On the 31st of January, 1645, Secretary Nicholas wrote to the Lord Lieutenant and Council of Ireland, as follows:—[13a][25a]

“My Lords,

“His Majesty having, with the Lords of the Privy Council here, heard and duly weighed your Lordship’s [letter] to me of the 5th present, concerning your prudent and grave proceedings, in the business of the Lord Edward Herbert of Raglan, so highly importing his Majesty, hath commanded me to send your Lordships his royal thanks, as well for your affectionate expressions of your tenderness of his honour, as your just resentment, how scandalous and disadvantageous such the said Lord Herbert’s proceedings might have been to his Majesty’s affairs and service here, and on that side, if the wise course your Lordships have taken to vindicate his Majesty, had been deferred.
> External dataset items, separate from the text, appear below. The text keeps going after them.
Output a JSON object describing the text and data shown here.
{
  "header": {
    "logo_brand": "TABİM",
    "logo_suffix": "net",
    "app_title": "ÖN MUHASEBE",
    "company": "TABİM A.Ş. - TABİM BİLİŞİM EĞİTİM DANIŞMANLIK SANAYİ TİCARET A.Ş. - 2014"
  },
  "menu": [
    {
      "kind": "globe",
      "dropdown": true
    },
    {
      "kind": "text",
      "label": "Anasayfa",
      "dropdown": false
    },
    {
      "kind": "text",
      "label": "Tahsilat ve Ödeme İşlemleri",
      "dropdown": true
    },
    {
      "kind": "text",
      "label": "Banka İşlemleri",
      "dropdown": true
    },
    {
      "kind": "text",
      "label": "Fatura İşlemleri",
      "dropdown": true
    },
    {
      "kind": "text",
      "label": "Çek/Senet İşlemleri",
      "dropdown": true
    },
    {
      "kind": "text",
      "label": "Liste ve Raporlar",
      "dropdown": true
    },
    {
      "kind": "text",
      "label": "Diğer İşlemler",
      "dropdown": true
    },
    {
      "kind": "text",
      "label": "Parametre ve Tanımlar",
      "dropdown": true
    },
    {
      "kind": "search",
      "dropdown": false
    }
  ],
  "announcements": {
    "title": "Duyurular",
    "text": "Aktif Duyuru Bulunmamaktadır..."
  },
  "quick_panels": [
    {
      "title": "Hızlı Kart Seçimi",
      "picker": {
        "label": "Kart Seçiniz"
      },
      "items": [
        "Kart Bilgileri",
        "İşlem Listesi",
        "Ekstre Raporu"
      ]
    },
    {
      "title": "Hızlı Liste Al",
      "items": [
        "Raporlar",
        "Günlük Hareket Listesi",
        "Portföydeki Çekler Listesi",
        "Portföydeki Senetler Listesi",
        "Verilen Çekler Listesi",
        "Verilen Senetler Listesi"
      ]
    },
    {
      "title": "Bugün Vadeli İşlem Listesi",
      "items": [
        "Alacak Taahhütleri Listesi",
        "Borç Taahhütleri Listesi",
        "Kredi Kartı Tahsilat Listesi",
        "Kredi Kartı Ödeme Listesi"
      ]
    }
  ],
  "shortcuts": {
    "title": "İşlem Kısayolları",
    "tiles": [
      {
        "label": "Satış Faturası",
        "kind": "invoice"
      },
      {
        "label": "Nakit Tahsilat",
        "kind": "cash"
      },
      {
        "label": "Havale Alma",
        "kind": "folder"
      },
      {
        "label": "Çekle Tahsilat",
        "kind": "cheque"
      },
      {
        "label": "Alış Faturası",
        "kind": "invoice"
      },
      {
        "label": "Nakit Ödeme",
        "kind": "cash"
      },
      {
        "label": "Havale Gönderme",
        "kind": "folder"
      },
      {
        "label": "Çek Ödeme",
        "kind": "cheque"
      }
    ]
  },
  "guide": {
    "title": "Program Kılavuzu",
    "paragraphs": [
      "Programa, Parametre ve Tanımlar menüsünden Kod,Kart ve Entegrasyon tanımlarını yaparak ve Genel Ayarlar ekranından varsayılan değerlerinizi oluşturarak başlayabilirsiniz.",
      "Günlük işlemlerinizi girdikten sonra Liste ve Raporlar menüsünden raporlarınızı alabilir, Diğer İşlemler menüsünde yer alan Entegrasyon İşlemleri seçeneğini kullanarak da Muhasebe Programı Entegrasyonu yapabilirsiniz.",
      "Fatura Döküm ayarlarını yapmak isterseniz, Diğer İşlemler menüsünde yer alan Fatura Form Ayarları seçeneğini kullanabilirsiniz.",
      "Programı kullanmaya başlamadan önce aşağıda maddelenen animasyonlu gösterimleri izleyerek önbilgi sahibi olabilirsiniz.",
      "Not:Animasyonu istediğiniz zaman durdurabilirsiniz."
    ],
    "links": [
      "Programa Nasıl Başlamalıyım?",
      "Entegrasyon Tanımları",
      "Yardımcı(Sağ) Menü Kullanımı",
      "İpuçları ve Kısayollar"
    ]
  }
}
Your Lordships will, by the King’s own letter herewith sent, receive the particulars of all, that his Majesty can call to mind or imagine he may have done or said to the Lord Herbert in that business. And since the Warrant, whereby his Lordship pretends to be authorised to treat with the Roman Catholics there, is not sealed with the signet, as it mentions, nor attested by either of his Majesty’s Secretaries, as it ought, nor written in the style that Warrants of that nature used to be; neither refers to any instructions at all; your Lordships cannot but judge it to be, at least, surreptitiously gotten, if not worse; for his Majesty saith, he remembers it not. And as the Warrant is a very strange one, so hath been also the execution of it. For it is manifest, the Lord Herbert did not acquaint the Lord Lieutenant with any part of it, before he concluded with the said Roman Catholics, nor ever advertised his Majesty, the Lord Lieutenant, or any of the Council here or there, what he had done in an affair of so great moment and consequence four months before, till it was discovered by accident. This doth not sound like good meaning; and I am sure is not fair dealing. But his Majesty having, by his letter to your Lordships, left the charge against the Lord Herbert, to be prosecuted by your Lordships, I shall say no more of that unhappy subject.”